Chers frères et sœurs,
Voici quelques semaines que je vous parle de cette dimension essentielle de notre vie humaine et chrétienne : les relations interpersonnelles. Dans l’ensemble et particulièrement la semaine dernière, j’ai surtout parlé de l’amour et c’est bien normal car c’est la valeur essentielle qui doit ressaisir toute notre vie, chacune de nos actions et spécialement tout ce qui concerne les liens avec les autres personnes. Aujourd’hui, je ne veux finalement pas vous parler d’autre chose. Parlons donc encore de l’amour mais vérifions qu’il s’agit d’un véritable amour, que nous vivons dans la vérité de l’amour.
Plusieurs fois, dans l’Ecriture, on trouve l’association de ces deux termes : amour et vérité.
Pour la fête de Trinité, nous avons entendu Dieu proclamer lui-même son nom et dire qu’il est « plein d’amour et de vérité » (Ex 34, 6).
Cela me fait penser à ce que dit la théologie sur la simplicité de Dieu. Qu’est-ce que cela signifie ? Cela signifie que si nous parlons de Dieu à partir de multiples attributs – la justice, la bonté, la puissance… – en réalité, chacun de ces attributs est dans sa valeur absolue, dans une dimension infinie, si bien que Dieu est la justice, la bonté, la puissance. Tous les attributs de Dieu sont identiques à son essence et sont donc identiques entre eux. En Dieu, la justice, la bonté, la puissance et tous ses autres attributs se rejoignent et sont identiques.
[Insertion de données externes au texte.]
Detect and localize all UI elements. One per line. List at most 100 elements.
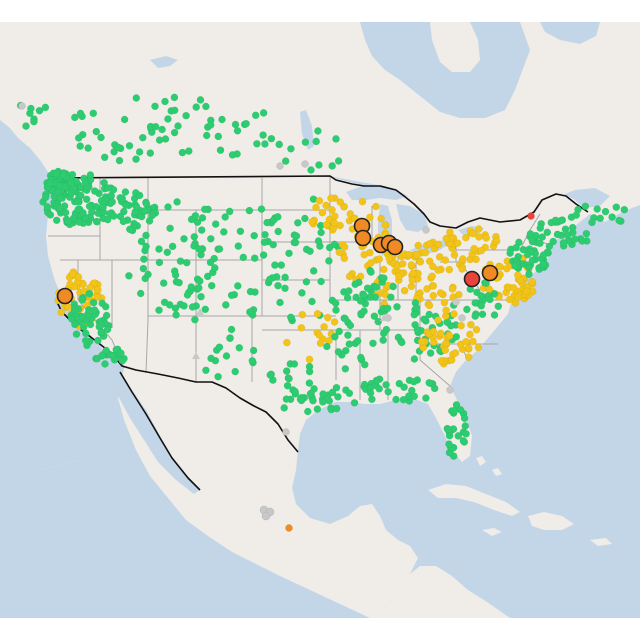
station-dot-good[interactable] [280,404,289,412]
station-dot-good[interactable] [384,387,393,396]
station-dot-good[interactable] [221,213,230,221]
station-dot-good[interactable] [400,383,408,392]
station-dot-good[interactable] [596,214,605,223]
station-dot-moderate[interactable] [446,228,454,236]
station-dot-good[interactable] [410,377,418,386]
station-dot-good[interactable] [331,299,340,308]
station-dot-good[interactable] [471,312,480,320]
station-dot-good[interactable] [306,247,314,256]
station-dot-good[interactable] [528,256,537,265]
station-dot-good[interactable] [155,306,163,315]
station-dot-good[interactable] [226,334,234,343]
station-dot-good[interactable] [166,224,174,233]
station-dot-good[interactable] [379,336,388,345]
station-dot-moderate[interactable] [434,266,442,274]
station-dot-good[interactable] [297,396,306,405]
station-dot-moderate[interactable] [505,295,514,304]
station-dot-good[interactable] [563,231,572,239]
station-dot-good[interactable] [233,282,242,290]
station-dot-good[interactable] [108,198,117,206]
station-dot-good[interactable] [454,432,463,440]
station-dot-good[interactable] [251,111,260,120]
station-dot-good[interactable] [55,204,64,212]
station-dot-moderate[interactable] [283,338,291,347]
station-dot-good[interactable] [317,277,325,286]
station-dot-good[interactable] [170,128,179,137]
station-dot-good[interactable] [86,171,95,179]
station-dot-good[interactable] [82,195,91,204]
station-dot-good[interactable] [382,325,391,334]
station-dot-good[interactable] [85,289,94,298]
station-dot-good[interactable] [173,198,181,206]
station-dot-moderate[interactable] [340,243,349,251]
station-dot-good[interactable] [108,351,117,360]
station-dot-good[interactable] [335,327,344,336]
station-dot-moderate[interactable] [66,280,74,289]
station-dot-good[interactable] [330,240,339,249]
station-dot-moderate[interactable] [328,205,336,214]
station-dot-good[interactable] [360,291,368,300]
station-dot-good[interactable] [334,392,342,401]
station-dot-good[interactable] [250,231,259,240]
station-dot-good[interactable] [215,343,224,352]
station-dot-good[interactable] [211,220,220,228]
station-dot-good[interactable] [292,232,301,240]
station-dot-good[interactable] [425,378,434,387]
station-dot-good[interactable] [200,205,209,214]
station-dot-moderate[interactable] [375,255,384,263]
station-dot-good[interactable] [372,283,381,292]
station-dot-good[interactable] [314,237,323,245]
station-dot-good[interactable] [81,336,90,345]
station-dot-moderate[interactable] [436,289,445,297]
station-dot-good[interactable] [263,218,271,227]
station-dot-good[interactable] [115,156,124,165]
station-dot-good[interactable] [570,235,579,244]
station-dot-good[interactable] [285,249,293,258]
station-dot-good[interactable] [536,224,545,232]
station-dot-good[interactable] [319,390,327,398]
station-dot-good[interactable] [89,109,98,118]
station-dot-good[interactable] [581,202,590,211]
station-dot-moderate[interactable] [423,285,431,293]
station-dot-good[interactable] [615,216,623,225]
station-dot-moderate[interactable] [445,265,454,274]
station-dot-good[interactable] [245,206,254,215]
station-dot-good[interactable] [305,367,314,376]
station-dot-good[interactable] [175,278,183,287]
station-dot-moderate[interactable] [437,356,446,365]
station-dot-good[interactable] [206,234,215,243]
station-dot-moderate[interactable] [482,234,491,242]
station-dot-good[interactable] [334,157,343,165]
station-dot-good[interactable] [317,228,325,237]
station-dot-good[interactable] [206,121,215,129]
station-dot-moderate[interactable] [379,265,388,274]
station-dot-good[interactable] [55,181,64,190]
station-dot-good[interactable] [462,429,470,438]
station-dot-good[interactable] [74,198,82,206]
station-dot-good[interactable] [298,289,306,297]
station-dot-good[interactable] [318,398,327,406]
station-dot-good[interactable] [46,179,55,188]
station-dot-moderate[interactable] [297,323,306,332]
station-dot-good[interactable] [328,162,337,170]
station-dot-good[interactable] [164,115,172,123]
station-dot-good[interactable] [281,273,289,282]
station-dot-good[interactable] [344,331,352,340]
station-dot-good[interactable] [140,207,149,215]
station-dot-good[interactable] [90,306,99,314]
station-dot-moderate[interactable] [435,253,444,261]
station-dot-good[interactable] [266,371,275,379]
station-dot-good[interactable] [178,148,187,157]
station-dot-good[interactable] [151,102,159,111]
station-dot-good[interactable] [188,303,197,311]
station-dot-moderate[interactable] [400,286,409,295]
station-dot-good[interactable] [471,299,480,307]
station-dot-good[interactable] [170,93,179,102]
station-dot-good[interactable] [234,242,243,250]
station-dot-moderate[interactable] [93,293,102,302]
station-dot-good[interactable] [412,303,421,312]
station-dot-good[interactable] [97,133,105,142]
station-dot-good[interactable] [334,347,343,356]
station-dot-good[interactable] [132,155,140,164]
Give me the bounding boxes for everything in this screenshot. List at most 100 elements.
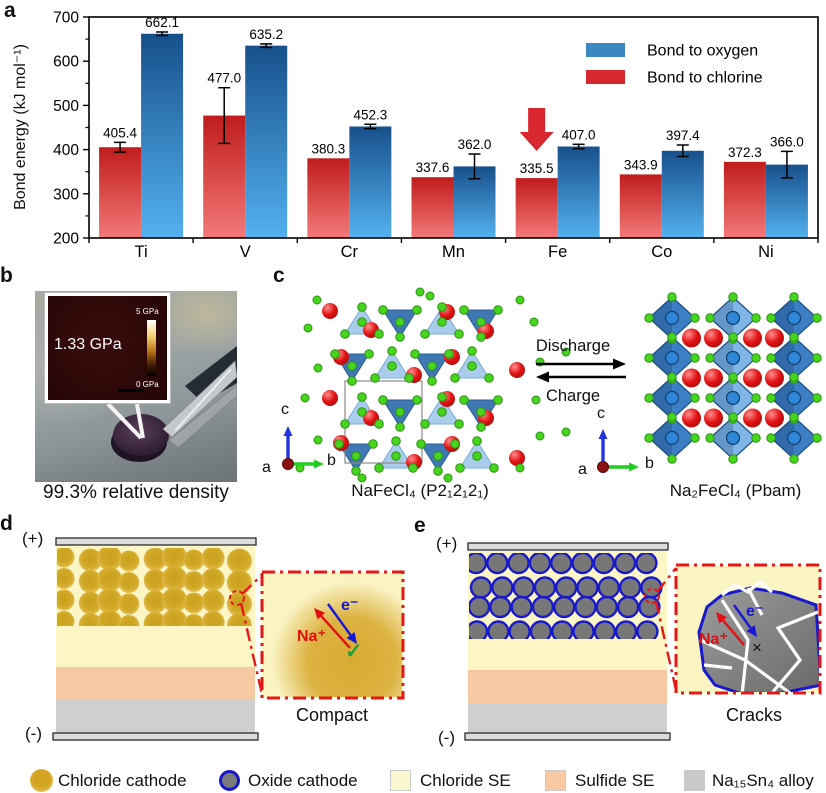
- cl-atom: [728, 372, 738, 382]
- value-label: 397.4: [666, 128, 700, 143]
- octahedron-facet: [649, 337, 672, 379]
- cl-atom: [667, 332, 677, 342]
- cl-atom: [395, 332, 405, 342]
- x-tick-label-Ti: Ti: [135, 243, 148, 261]
- oxide-particle: [636, 620, 659, 639]
- octahedron-facet: [710, 337, 733, 379]
- cl-atom: [789, 412, 799, 422]
- cl-atom: [690, 433, 700, 443]
- x-tick-label-V: V: [240, 243, 251, 261]
- oxide-particle: [550, 553, 573, 575]
- oxide-particle: [507, 553, 530, 575]
- callout-line-left: [106, 402, 143, 440]
- cl-atom: [450, 373, 460, 383]
- chloride-se-swatch-icon: [390, 770, 411, 791]
- cl-atom: [404, 373, 414, 383]
- oxide-cathode-particles: [469, 553, 663, 639]
- current-collector-top: [55, 537, 257, 546]
- cl-atom: [415, 287, 425, 297]
- fe-atom: [725, 390, 741, 406]
- positive-electrode-label-e: (+): [436, 534, 458, 553]
- value-label: 635.2: [249, 27, 283, 42]
- chloride-particle: [226, 570, 252, 595]
- cl-atom: [412, 305, 422, 315]
- na-flow-arrow-d-head: [314, 608, 326, 620]
- legend-oxygen-swatch-icon: [586, 43, 625, 57]
- cl-atom: [472, 451, 482, 461]
- legend-chloride-cathode: Chloride cathode: [58, 771, 187, 790]
- oxide-particle: [512, 576, 535, 599]
- cl-atom: [515, 295, 525, 305]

Comme il est dit dans le psaume 84 : « Amour et vérité se rencontrent, justice et paix s’embrassent » (v. 11). Pour nous qui sommes en chemin vers Dieu et vers cette unification complète de notre être, nous pourrions prendre comme devise un autre verset : « J’ai devant les yeux ton amour, je marche selon ta vérité » (Ps 25, 3).
Il nous faut en effet rechercher à tenir ensemble toutes les vertus et nous pouvons comprendre que c’est une exigence de l’amour comme de la vérité.
Dans les cultures ou dans les personnalités, on peut donner plus d’importance à telle ou telle valeur. Pour simplifier et rester sur notre thème, il me semble que la société moderne valorise davantage l’amour, malheureusement sans l’unir à la recherche de la vérité alors que d’autres époques ont fait le contraire. Vous l’avez compris, ce n’est pas meilleur d’un côté ou de l’autre. Si l’on valorise l’amour sans l’unir à la vérité, on n’a finalement ni l’un, ni l’autre car l’amour dont on parle n’est pas le véritable amour. Et si l’on valorise la vérité sans l’unir à l’amour, la vérité qu’on croit tenir est fausse. La vérité sans l’amour tue. L’amour sans la vérité ne construit rien et peut même détruire.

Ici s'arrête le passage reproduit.